Second, the General Assembly can make basic medical care more affordable for the poor by broadening the scopes of practice of mid‐level clinicians such as nurse practitioners and physician assistants. One promising approach, similar to letting Missouri residents purchase health insurance across state lines, is to let clinicians licensed by other states practice in Missouri under the terms of their license but subject to Missouri’s malpractice laws. Reforms such as these would spur the growth of retail clinics and other innovations that bring quality medical care within reach for more low‐income Missouri residents. At a minimum, Missouri should emulate Tennessee by allowing clinicians licensed by other states to provide free charitable care to Missouri residents under the terms of their license.

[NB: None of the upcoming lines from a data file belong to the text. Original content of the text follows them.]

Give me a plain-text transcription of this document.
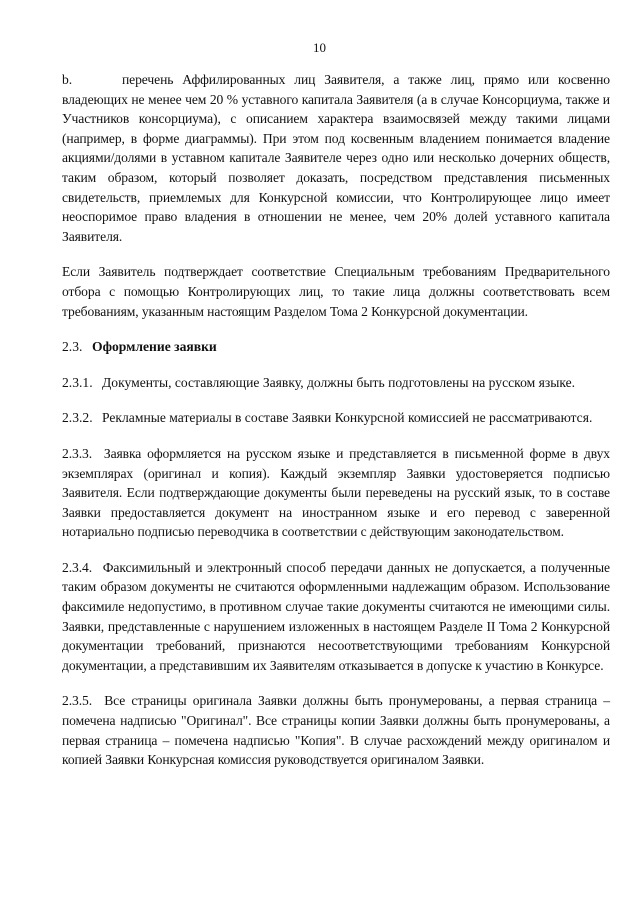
10

b.	перечень Аффилированных лиц Заявителя, а также лиц, прямо или косвенно владеющих не менее чем 20 % уставного капитала Заявителя (а в случае Консорциума, также и Участников консорциума), с описанием характера взаимосвязей между такими лицами (например, в форме диаграммы). При этом под косвенным владением понимается владение акциями/долями в уставном капитале Заявителе через одно или несколько дочерних обществ, таким образом, который позволяет доказать, посредством представления письменных свидетельств, приемлемых для Конкурсной комиссии, что Контролирующее лицо имеет неоспоримое право владения в отношении не менее, чем 20% долей уставного капитала Заявителя.

Если Заявитель подтверждает соответствие Специальным требованиям Предварительного отбора с помощью Контролирующих лиц, то такие лица должны соответствовать всем требованиям, указанным настоящим Разделом Тома 2 Конкурсной документации.

2.3. Оформление заявки

2.3.1. Документы, составляющие Заявку, должны быть подготовлены на русском языке.

2.3.2. Рекламные материалы в составе Заявки Конкурсной комиссией не рассматриваются.

2.3.3. Заявка оформляется на русском языке и представляется в письменной форме в двух экземплярах (оригинал и копия). Каждый экземпляр Заявки удостоверяется подписью Заявителя. Если подтверждающие документы были переведены на русский язык, то в составе Заявки предоставляется документ на иностранном языке и его перевод с заверенной нотариально подписью переводчика в соответствии с действующим законодательством.

2.3.4. Факсимильный и электронный способ передачи данных не допускается, а полученные таким образом документы не считаются оформленными надлежащим образом. Использование факсимиле недопустимо, в противном случае такие документы считаются не имеющими силы. Заявки, представленные с нарушением изложенных в настоящем Разделе II Тома 2 Конкурсной документации требований, признаются несоответствующими требованиям Конкурсной документации, а представившим их Заявителям отказывается в допуске к участию в Конкурсе.

2.3.5. Все страницы оригинала Заявки должны быть пронумерованы, а первая страница – помечена надписью "Оригинал". Все страницы копии Заявки должны быть пронумерованы, а первая страница – помечена надписью "Копия". В случае расхождений между оригиналом и копией Заявки Конкурсная комиссия руководствуется оригиналом Заявки.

Third, the General Assembly can reduce unnecessary medical malpractice costs by giving patients and doctors the freedom to choose higher or lower caps on non‐economic damages than Missouri currently mandates. The obstacle to patients and providers (and insurers) exercising this freedom is that courts will not enforce such contracts. Thus we have a perverse situation where judges can by fiat force patients to “purchase” an unlimited right to sue, or the legislature can by fiat drastically reduce their right to recover, but the patient has no power to voice her preference for higher or lower caps. The General Assembly should instruct Missouri judges to enforce contracts that adopt alternative caps and other medical malpractice reforms. This approach would make lower caps available to those who want them, but still allow others to enjoy broader malpractice protections.

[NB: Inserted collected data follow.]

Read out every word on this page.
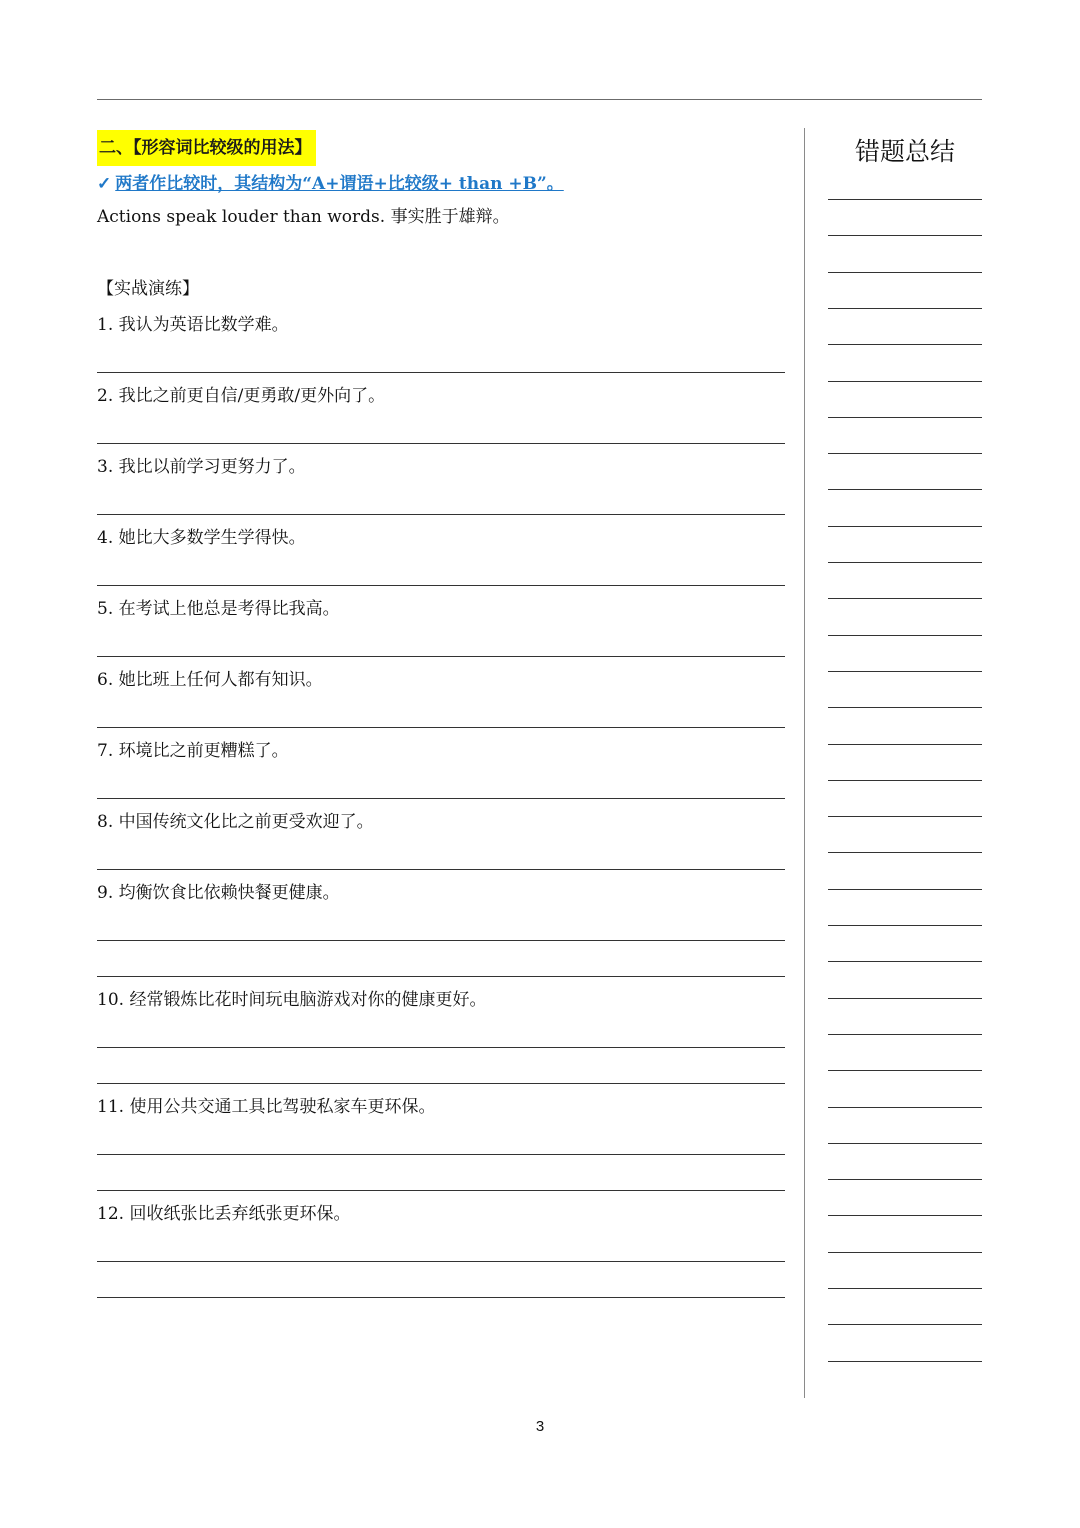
二、【形容词比较级的用法】
✓ 两者作比较时，其结构为“A+谓语+比较级+ than +B”。
Actions speak louder than words. 事实胜于雄辩。
【实战演练】
1. 我认为英语比数学难。
2. 我比之前更自信/更勇敢/更外向了。
3. 我比以前学习更努力了。
4. 她比大多数学生学得快。
5. 在考试上他总是考得比我高。
6. 她比班上任何人都有知识。
7. 环境比之前更糟糕了。
8. 中国传统文化比之前更受欢迎了。
9. 均衡饮食比依赖快餐更健康。
10. 经常锻炼比花时间玩电脑游戏对你的健康更好。
11. 使用公共交通工具比驾驶私家车更环保。
12. 回收纸张比丢弃纸张更环保。
错题总结
3
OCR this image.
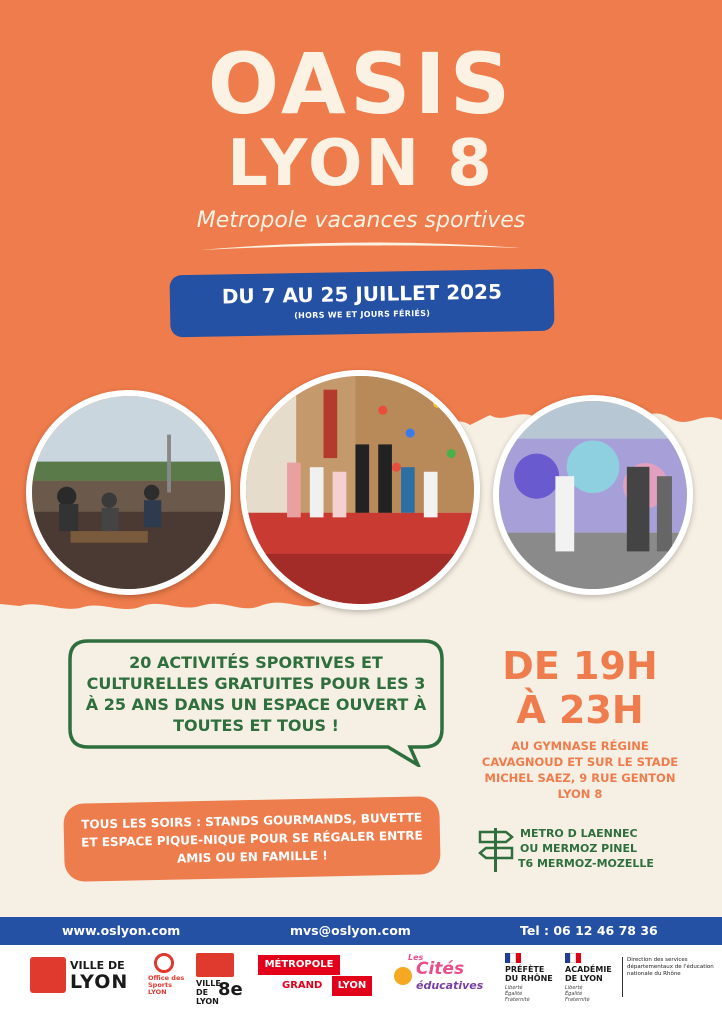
OASIS
LYON 8
Metropole vacances sportives
DU 7 AU 25 JUILLET 2025
(HORS WE ET JOURS FÉRIÉS)
20 ACTIVITÉS SPORTIVES ET CULTURELLES GRATUITES POUR LES 3 À 25 ANS DANS UN ESPACE OUVERT À TOUTES ET TOUS !
DE 19H
À 23H
AU GYMNASE RÉGINE CAVAGNOUD ET SUR LE STADE MICHEL SAEZ, 9 RUE GENTON LYON 8
TOUS LES SOIRS : STANDS GOURMANDS, BUVETTE ET ESPACE PIQUE-NIQUE POUR SE RÉGALER ENTRE AMIS OU EN FAMILLE !
METRO D LAENNEC
OU MERMOZ PINEL
T6 MERMOZ-MOZELLE
www.oslyon.com	mvs@oslyon.com	Tel : 06 12 46 78 36
VILLE DE
LYON	Office des Sports LYON
VILLE DE LYON
8e
MÉTROPOLE
GRAND	LYON
Les
Cités
éducatives
PRÉFÈTE
DU RHÔNE
Liberté Égalité Fraternité
ACADÉMIE
DE LYON
Liberté Égalité Fraternité
Direction des services départementaux de l'éducation nationale du Rhône
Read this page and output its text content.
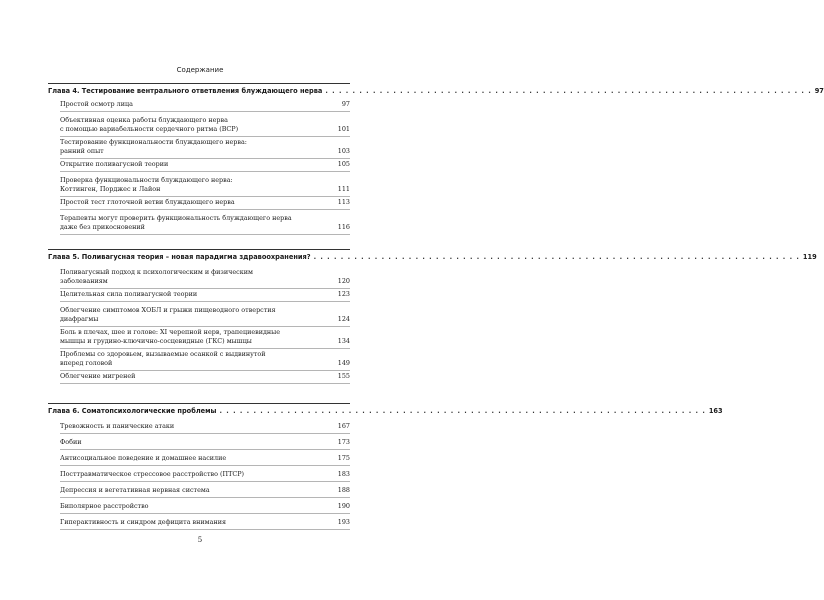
Содержание
Глава 4. Тестирование вентрального ответвления блуждающего нерва . . . . . . . . . . . . . . . . . . . . . . . . . . . . . . . . . . . . . . . . . . . . . . . . . . . . . . . . . . . . . . . . . . . . . . . . 97
Простой осмотр лица	97
Объективная оценка работы блуждающего нерва
с помощью вариабельности сердечного ритма (ВСР)	101
Тестирование функциональности блуждающего нерва:
ранний опыт	103
Открытие поливагусной теории	105
Проверка функциональности блуждающего нерва:
Коттинген, Порджес и Лайон	111
Простой тест глоточной ветви блуждающего нерва	113
Терапевты могут проверить функциональность блуждающего нерва
даже без прикосновений	116
Глава 5. Поливагусная теория – новая парадигма здравоохранения? . . . . . . . . . . . . . . . . . . . . . . . . . . . . . . . . . . . . . . . . . . . . . . . . . . . . . . . . . . . . . . . . . . . . . . . . 119
Поливагусный подход к психологическим и физическим
заболеваниям	120
Целительная сила поливагусной теории	123
Облегчение симптомов ХОБЛ и грыжи пищеводного отверстия
диафрагмы	124
Боль в плечах, шее и голове: XI черепной нерв, трапециевидные
мышцы и грудино-ключично-сосцевидные (ГКС) мышцы	134
Проблемы со здоровьем, вызываемые осанкой с выдвинутой
вперед головой	149
Облегчение мигреней	155
Глава 6. Соматопсихологические проблемы . . . . . . . . . . . . . . . . . . . . . . . . . . . . . . . . . . . . . . . . . . . . . . . . . . . . . . . . . . . . . . . . . . . . . . . . 163
Тревожность и панические атаки	167
Фобии	173
Антисоциальное поведение и домашнее насилие	175
Посттравматическое стрессовое расстройство (ПТСР)	183
Депрессия и вегетативная нервная система	188
Биполярное расстройство	190
Гиперактивность и синдром дефицита внимания	193
5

Fourth, Missouri should apply for a waiver from the health care law’s Medicaid expansion that would allow the state to replicate the Oregon Health Insurance Experiment on a larger scale. Instead of expanding Medicaid to all residents below 138 percent of the federal poverty level as the new law requires, which one study projects would add 300,000 new recipients to Missouri’s Medicaid rolls by 2019, the state could randomly assign half of this group to receive Medicaid coverage and the other half not to receive it (much like Oregon did in 2008), and then measure the outcomes of both groups. Such a study could help fill the tremendous gaps in our knowledge about the actual benefits of expanding Medicaid, and whether there are more cost‐effective ways of improving the health of low‐income households. Along the way, such a waiver would reduce both state and federal spending.
Again, I am very pleased to be with you today, and I look forward to any questions you may have.